A company is an entity registered under the Companies Act and it is a legal entity with an existence that is autonomous from that of its owners. A company can either be private or public. A private company is one with restricted membership and it is not allowed to invite members of the public to subscribe for its shares. The maximum number of members in a private company is fifty excluding past and present members who are also employees of the company. A public company, on the other hand, allows for invitations of members of the public to subscribe in its shares.
Private companies may either have limited liability or unlimited liability. It is however rare to come across a registered unlimited company. Liability of members in a limited company can either be limited by guarantee or by shares.
To establish a company in Kenya the shareholders must:
Company registration is now done online in Kenya through the Government platform; eCitizen.
A company limited by shares is one where its members liability is limited to the amount unpaid on its shares. In these companies, members own shares in the company and are entitled to certain membership rights.
A company limited by guarantee is one where its members liability is limited to the amount they undertake to contribute to the liabilities of the company in the event of liquidation.

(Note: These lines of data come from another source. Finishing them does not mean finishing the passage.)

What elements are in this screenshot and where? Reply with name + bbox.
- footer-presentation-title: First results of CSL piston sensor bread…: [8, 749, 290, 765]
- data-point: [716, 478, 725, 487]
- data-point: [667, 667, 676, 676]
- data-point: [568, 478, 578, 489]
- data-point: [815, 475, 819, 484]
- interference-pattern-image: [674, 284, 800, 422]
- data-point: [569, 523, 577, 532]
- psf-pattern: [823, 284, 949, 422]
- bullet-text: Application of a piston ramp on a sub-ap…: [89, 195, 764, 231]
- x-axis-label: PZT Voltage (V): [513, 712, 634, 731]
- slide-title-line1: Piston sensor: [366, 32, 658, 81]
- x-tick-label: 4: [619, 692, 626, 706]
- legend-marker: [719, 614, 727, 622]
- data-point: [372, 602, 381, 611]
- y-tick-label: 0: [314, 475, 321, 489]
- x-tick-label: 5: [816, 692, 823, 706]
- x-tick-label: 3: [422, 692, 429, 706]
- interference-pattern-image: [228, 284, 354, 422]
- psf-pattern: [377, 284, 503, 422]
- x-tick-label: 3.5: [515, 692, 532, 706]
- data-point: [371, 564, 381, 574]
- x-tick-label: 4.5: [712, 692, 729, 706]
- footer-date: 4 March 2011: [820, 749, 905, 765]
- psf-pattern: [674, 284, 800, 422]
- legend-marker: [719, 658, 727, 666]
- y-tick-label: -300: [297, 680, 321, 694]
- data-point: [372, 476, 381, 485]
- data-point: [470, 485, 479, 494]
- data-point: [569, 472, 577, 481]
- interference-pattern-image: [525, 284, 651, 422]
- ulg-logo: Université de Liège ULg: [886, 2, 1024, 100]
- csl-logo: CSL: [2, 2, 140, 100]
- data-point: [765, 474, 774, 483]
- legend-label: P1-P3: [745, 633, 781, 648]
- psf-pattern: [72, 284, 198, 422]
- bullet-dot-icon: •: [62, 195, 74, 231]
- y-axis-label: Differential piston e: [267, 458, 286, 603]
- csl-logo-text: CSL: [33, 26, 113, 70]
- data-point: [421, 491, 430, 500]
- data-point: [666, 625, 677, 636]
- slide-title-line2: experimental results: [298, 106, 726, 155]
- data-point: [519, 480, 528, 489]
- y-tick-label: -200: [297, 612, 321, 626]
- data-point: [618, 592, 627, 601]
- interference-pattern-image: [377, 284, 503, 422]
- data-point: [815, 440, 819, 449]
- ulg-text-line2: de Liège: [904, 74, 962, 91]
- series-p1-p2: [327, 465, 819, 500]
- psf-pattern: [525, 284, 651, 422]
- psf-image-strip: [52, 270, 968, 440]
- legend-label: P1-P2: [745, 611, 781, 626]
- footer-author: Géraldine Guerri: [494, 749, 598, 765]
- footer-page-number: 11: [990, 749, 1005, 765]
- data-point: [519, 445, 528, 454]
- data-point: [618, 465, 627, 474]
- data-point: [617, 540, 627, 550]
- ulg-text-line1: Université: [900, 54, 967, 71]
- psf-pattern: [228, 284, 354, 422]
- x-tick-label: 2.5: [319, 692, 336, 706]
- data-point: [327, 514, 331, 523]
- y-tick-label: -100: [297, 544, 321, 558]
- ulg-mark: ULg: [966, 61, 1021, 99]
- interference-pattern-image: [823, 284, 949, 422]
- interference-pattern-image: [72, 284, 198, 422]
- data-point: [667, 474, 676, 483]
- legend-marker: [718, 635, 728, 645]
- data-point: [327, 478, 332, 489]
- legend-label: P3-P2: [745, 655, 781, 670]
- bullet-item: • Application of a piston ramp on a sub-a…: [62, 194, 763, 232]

Foreign companies that want to do business in Kenya can either incorporate a subsidiary in Kenya or register their company is Kenya as a foreign company. If registered as a subsidiary, the subsidiary will be resident in Kenya for tax purposes. However, if they chose to register a foreign company, the foreign company will be a regarded as a branch for tax purposes unless the management and control of the company is done in Kenya in that year of income in which the control and management was done in Kenya.
General Partnerships in Kenya should have a minimum of two partners and a maximum of 20 partners. The partners contribute to the capital of the business and they share the profits as per their partnership agreement. General Partnerships do not have a limitation on the liability of its partners. Partnerships should register their business name and should have a personal identification number (“PIN”) for tax purposes.
The income of the partnership is subjected to tax at the share of profits level and not at the partnership level.
A limited liability partnership is a partnership with legal existence and limitation of liability of the partners. The minimum number of members of a limited liability partnership is two and if the number of members fall below two, the partner that continues business while the number of partners is reduced to two for a period of two years or more becomes liable to an unlimited extent for the liabilities of the partnership. A Limited Liability Partnership must maintain its registered office in Kenya.
A sole proprietorship is a business owned and conducted by one person either in his own name or under a business name which he has chosen and registered with the Registrar of Business Names.
All business profits are treated as income of the sole proprietor who then pays income tax according to the applicable rates in force.